11. The microcatheter comprises a tube body (1) and an operation part (2) arranged at the near end of the tube body (1); the method is characterized in that: the pipe body (1) comprises an inner layer (12) and an outer layer (13) which are mutually attached, the inner layer is provided with a channel (11), at least two bending control rings (3) are arranged between the inner layer (12) and the outer layer (13), and the bending control rings (3) are mutually arranged at intervals along the axis of the pipe body (1); the bending control rings (3) are provided with a near end and a far end, bending control wires (30) are respectively fixed on the near ends of the bending control rings, the bending control wires (30) on the adjacent bending control rings (3) are arranged in an angle mode, and the free ends of the bending control wires (30) are arranged in the operation part (2); the operation part (2) respectively controls the tightening degree of the bending control wire (30), adjusts the inclination direction of the corresponding bending control ring (3), and further adjusts the bending angles of the near end and the far end of the pipe body (1), so that the pipe body (1) deflects in the three-dimensional direction.

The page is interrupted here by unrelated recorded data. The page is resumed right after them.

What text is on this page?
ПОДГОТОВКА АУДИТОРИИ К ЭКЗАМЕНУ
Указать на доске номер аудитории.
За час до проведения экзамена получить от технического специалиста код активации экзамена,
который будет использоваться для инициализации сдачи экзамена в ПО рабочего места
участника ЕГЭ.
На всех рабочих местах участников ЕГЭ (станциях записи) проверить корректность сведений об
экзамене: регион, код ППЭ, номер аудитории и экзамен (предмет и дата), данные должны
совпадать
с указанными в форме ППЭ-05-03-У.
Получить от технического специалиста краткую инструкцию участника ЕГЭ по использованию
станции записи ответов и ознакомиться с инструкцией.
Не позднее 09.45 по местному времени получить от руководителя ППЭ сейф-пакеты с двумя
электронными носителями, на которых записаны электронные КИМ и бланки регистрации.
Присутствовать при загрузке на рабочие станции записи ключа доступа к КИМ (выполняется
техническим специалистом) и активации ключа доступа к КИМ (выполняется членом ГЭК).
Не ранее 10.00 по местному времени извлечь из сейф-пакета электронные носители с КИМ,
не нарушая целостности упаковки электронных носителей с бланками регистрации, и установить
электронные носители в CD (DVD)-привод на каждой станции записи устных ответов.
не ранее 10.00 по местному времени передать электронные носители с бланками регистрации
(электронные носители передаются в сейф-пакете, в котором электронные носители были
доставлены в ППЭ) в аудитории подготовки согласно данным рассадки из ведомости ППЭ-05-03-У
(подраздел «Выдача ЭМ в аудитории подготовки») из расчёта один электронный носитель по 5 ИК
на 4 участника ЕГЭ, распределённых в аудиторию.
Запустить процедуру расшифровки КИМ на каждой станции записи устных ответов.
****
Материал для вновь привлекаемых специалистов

12. The microcatheter of claim 11, wherein: the bending control rings (3) are welded and fixed on the outer wall of the inner layer (12); or the bending control ring (3) can be slidably sleeved on the outer wall of the inner layer (12), the inner layer (12) is provided with a limiting block (121) in an outwards protruding mode, and the bending control ring (3) slides along the axis direction of the pipe body (1) within the range limited by the limiting block (121).

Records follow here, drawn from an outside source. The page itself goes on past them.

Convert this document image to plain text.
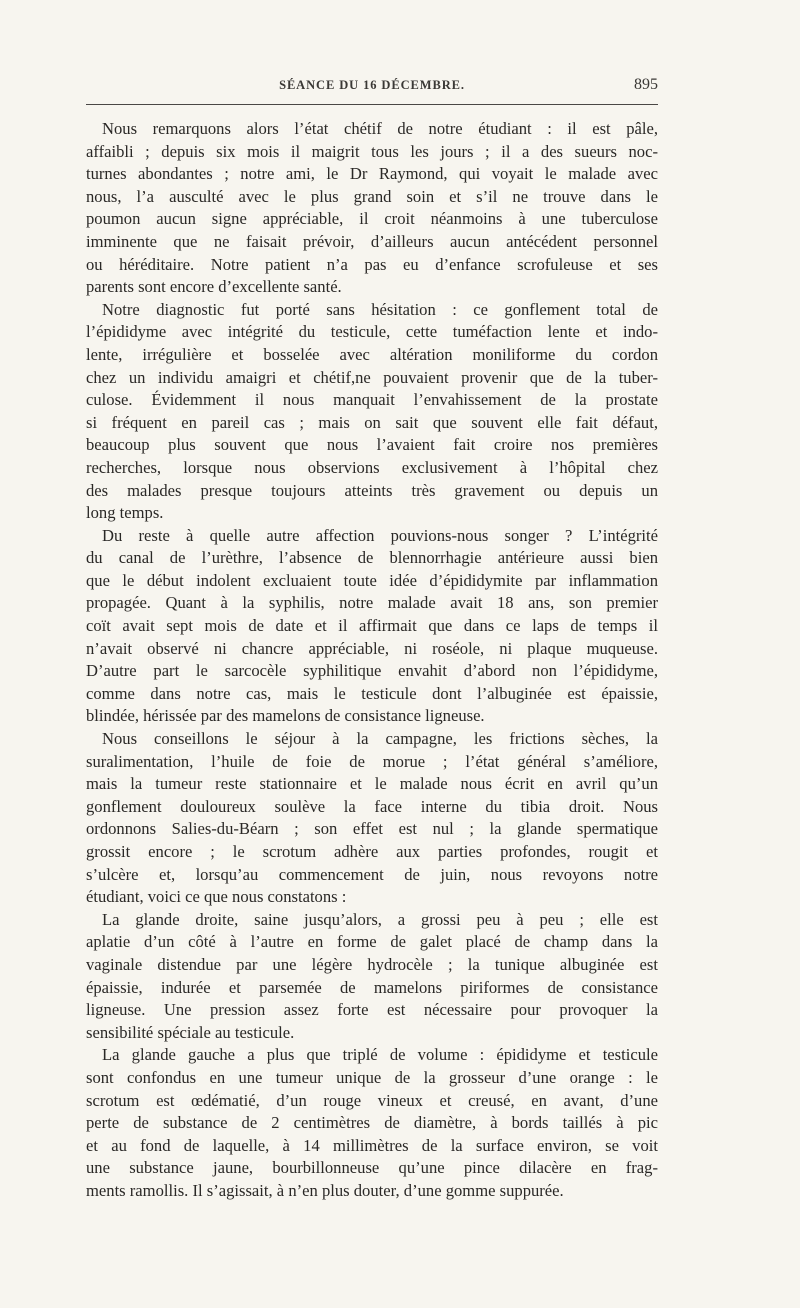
SÉANCE DU 16 DÉCEMBRE.	895

Nous remarquons alors l’état chétif de notre étudiant : il est pâle,
affaibli ; depuis six mois il maigrit tous les jours ; il a des sueurs noc-
turnes abondantes ; notre ami, le Dr Raymond, qui voyait le malade avec
nous, l’a ausculté avec le plus grand soin et s’il ne trouve dans le
poumon aucun signe appréciable, il croit néanmoins à une tuberculose
imminente que ne faisait prévoir, d’ailleurs aucun antécédent personnel
ou héréditaire. Notre patient n’a pas eu d’enfance scrofuleuse et ses
parents sont encore d’excellente santé.

Notre diagnostic fut porté sans hésitation : ce gonflement total de
l’épididyme avec intégrité du testicule, cette tuméfaction lente et indo-
lente, irrégulière et bosselée avec altération moniliforme du cordon
chez un individu amaigri et chétif,ne pouvaient provenir que de la tuber-
culose. Évidemment il nous manquait l’envahissement de la prostate
si fréquent en pareil cas ; mais on sait que souvent elle fait défaut,
beaucoup plus souvent que nous l’avaient fait croire nos premières
recherches, lorsque nous observions exclusivement à l’hôpital chez
des malades presque toujours atteints très gravement ou depuis un
long temps.

Du reste à quelle autre affection pouvions-nous songer ? L’intégrité
du canal de l’urèthre, l’absence de blennorrhagie antérieure aussi bien
que le début indolent excluaient toute idée d’épididymite par inflammation
propagée. Quant à la syphilis, notre malade avait 18 ans, son premier
coït avait sept mois de date et il affirmait que dans ce laps de temps il
n’avait observé ni chancre appréciable, ni roséole, ni plaque muqueuse.
D’autre part le sarcocèle syphilitique envahit d’abord non l’épididyme,
comme dans notre cas, mais le testicule dont l’albuginée est épaissie,
blindée, hérissée par des mamelons de consistance ligneuse.

Nous conseillons le séjour à la campagne, les frictions sèches, la
suralimentation, l’huile de foie de morue ; l’état général s’améliore,
mais la tumeur reste stationnaire et le malade nous écrit en avril qu’un
gonflement douloureux soulève la face interne du tibia droit. Nous
ordonnons Salies-du-Béarn ; son effet est nul ; la glande spermatique
grossit encore ; le scrotum adhère aux parties profondes, rougit et
s’ulcère et, lorsqu’au commencement de juin, nous revoyons notre
étudiant, voici ce que nous constatons :

La glande droite, saine jusqu’alors, a grossi peu à peu ; elle est
aplatie d’un côté à l’autre en forme de galet placé de champ dans la
vaginale distendue par une légère hydrocèle ; la tunique albuginée est
épaissie, indurée et parsemée de mamelons piriformes de consistance
ligneuse. Une pression assez forte est nécessaire pour provoquer la
sensibilité spéciale au testicule.

La glande gauche a plus que triplé de volume : épididyme et testicule
sont confondus en une tumeur unique de la grosseur d’une orange : le
scrotum est œdématié, d’un rouge vineux et creusé, en avant, d’une
perte de substance de 2 centimètres de diamètre, à bords taillés à pic
et au fond de laquelle, à 14 millimètres de la surface environ, se voit
une substance jaune, bourbillonneuse qu’une pince dilacère en frag-
ments ramollis. Il s’agissait, à n’en plus douter, d’une gomme suppurée.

13. The microcatheter of claim 12, wherein: the proximal end of the bending control ring (3) is provided with at least two welding points (300), and the bending control wire (30) can be selectively welded on any welding point (300).

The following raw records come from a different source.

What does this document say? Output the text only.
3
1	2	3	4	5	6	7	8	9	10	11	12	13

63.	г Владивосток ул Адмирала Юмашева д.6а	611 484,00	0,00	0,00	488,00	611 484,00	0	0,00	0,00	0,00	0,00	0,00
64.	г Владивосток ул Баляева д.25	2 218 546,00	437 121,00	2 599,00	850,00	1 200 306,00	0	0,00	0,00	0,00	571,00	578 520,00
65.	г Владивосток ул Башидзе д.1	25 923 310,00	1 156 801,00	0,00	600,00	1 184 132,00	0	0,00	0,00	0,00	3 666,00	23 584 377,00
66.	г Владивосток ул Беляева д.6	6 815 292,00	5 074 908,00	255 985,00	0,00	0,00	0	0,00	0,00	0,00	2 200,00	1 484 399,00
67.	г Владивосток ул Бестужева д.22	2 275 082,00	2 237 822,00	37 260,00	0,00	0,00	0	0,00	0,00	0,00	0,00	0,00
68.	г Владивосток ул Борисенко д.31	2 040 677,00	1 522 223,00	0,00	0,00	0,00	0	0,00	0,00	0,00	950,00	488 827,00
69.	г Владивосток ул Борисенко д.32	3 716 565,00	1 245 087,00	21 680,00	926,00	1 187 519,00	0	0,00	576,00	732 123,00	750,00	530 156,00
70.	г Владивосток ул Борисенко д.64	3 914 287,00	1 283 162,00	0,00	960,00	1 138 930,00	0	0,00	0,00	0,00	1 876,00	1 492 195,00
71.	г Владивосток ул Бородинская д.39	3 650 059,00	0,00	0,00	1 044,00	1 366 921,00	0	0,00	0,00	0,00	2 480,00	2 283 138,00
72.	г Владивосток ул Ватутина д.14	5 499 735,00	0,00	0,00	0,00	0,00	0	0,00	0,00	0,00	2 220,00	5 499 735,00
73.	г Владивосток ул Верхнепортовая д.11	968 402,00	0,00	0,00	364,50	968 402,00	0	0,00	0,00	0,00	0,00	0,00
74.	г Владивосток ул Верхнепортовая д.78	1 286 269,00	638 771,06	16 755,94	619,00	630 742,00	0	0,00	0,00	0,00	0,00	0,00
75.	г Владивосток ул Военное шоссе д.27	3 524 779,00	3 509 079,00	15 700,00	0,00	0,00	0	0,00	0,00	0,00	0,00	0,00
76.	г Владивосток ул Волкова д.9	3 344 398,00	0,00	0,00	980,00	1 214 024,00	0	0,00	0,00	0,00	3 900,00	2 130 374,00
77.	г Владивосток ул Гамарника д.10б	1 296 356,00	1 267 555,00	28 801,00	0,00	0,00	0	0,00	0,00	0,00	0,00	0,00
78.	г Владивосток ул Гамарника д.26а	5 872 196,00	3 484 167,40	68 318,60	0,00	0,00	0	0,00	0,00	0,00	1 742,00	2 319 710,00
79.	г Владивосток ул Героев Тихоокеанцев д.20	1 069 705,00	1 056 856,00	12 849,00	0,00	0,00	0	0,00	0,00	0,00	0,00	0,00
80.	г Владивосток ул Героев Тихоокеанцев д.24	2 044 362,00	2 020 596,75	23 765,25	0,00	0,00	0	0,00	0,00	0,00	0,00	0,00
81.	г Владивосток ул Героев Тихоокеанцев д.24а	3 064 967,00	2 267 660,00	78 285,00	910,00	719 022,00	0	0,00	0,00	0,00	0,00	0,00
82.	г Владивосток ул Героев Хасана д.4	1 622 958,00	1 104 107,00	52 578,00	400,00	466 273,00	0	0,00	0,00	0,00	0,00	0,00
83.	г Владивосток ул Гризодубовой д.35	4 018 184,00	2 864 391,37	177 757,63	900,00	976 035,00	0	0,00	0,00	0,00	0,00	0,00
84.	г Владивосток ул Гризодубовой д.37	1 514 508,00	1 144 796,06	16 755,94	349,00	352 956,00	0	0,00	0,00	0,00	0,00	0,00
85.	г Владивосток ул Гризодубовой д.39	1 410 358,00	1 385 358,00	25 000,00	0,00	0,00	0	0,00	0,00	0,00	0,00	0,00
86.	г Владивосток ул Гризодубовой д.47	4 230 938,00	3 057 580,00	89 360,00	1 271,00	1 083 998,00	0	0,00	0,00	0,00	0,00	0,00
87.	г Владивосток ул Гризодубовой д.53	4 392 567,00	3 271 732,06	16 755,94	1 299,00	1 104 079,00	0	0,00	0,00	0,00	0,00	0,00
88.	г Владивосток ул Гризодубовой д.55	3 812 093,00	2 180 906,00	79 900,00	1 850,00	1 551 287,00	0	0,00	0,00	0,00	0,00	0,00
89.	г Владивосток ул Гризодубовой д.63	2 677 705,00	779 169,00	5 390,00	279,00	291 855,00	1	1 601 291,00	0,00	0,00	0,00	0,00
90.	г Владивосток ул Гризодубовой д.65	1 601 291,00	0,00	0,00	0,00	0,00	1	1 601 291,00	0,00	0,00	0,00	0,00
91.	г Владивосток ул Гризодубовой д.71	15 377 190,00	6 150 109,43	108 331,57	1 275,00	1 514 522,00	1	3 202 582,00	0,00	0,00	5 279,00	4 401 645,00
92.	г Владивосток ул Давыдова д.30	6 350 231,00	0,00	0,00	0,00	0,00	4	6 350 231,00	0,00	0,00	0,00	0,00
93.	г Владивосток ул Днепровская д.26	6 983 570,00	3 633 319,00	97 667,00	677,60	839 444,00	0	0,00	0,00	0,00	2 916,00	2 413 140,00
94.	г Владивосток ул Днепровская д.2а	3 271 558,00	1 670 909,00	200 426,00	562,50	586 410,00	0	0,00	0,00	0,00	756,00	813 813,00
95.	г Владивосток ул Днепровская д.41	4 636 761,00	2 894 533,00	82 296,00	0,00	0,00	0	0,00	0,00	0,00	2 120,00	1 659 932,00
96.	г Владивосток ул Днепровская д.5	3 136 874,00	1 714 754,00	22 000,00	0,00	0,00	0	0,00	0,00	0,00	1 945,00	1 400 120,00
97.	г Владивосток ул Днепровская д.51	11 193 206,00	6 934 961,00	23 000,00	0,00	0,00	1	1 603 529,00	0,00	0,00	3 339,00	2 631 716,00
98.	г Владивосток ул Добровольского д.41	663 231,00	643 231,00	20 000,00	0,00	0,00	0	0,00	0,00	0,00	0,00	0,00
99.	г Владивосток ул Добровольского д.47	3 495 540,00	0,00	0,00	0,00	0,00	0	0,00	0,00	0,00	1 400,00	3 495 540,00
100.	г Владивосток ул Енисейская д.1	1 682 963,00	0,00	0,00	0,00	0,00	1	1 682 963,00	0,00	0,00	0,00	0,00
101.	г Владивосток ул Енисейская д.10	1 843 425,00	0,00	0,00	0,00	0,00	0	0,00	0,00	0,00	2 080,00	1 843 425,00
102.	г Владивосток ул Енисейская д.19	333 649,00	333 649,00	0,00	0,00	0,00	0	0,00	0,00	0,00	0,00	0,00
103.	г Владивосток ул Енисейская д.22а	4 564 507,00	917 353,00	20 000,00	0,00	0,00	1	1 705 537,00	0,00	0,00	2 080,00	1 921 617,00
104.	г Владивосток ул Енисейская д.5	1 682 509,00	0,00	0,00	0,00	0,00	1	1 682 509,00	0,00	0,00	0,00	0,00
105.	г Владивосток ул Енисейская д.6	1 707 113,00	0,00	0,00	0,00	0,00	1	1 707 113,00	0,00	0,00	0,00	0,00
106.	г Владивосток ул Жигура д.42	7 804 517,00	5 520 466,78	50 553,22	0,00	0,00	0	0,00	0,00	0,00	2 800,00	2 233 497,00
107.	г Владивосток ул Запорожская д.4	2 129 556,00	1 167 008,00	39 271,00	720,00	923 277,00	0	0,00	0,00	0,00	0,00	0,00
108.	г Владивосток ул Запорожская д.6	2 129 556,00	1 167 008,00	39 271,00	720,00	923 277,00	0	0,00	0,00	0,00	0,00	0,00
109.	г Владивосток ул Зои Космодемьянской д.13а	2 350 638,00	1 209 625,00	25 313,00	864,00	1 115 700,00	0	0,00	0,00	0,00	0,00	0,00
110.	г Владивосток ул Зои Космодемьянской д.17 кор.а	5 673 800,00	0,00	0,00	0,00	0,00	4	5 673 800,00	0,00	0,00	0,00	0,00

14. The microcatheter comprises a tube body (1) and an operation part (2) arranged at the near end of the tube body (1); the method is characterized in that: the pipe body (1) comprises an inner layer (12) and an outer layer (13) which are mutually attached, the inner layer is provided with a channel (11), two bending control rings (3) are arranged between the inner layer (12) and the outer layer (13) and are respectively a first bending control ring (31) and a second bending control ring (32), and the first bending control ring (31) and the second bending control ring (32) are arranged at intervals along the axis of the pipe body (1); the first bending control ring (31) and the second bending control ring (32) are respectively provided with a near end and a far end, the near ends are respectively fixed with a bending control wire (30), the bending control wires (30) on the first bending control ring (31) and the bending control wires (30) on the second bending control ring (32) are arranged in an angle, and the free ends of the bending control wires (30) are arranged in the operation part (2); the operation part (2) respectively controls the tightening degree of the bending control wires (30), the inclination directions of the corresponding bending control rings (3) are adjusted, the bending angles of the near end and the far end of the pipe body (1) are further adjusted, the pipe body (1) is folded into a first pipe body (101), a second pipe body (102) and a third pipe body (103) through the two bending control rings (3), and the axis space non-intersection of the first pipe body (101) and the third pipe body (103) is achieved.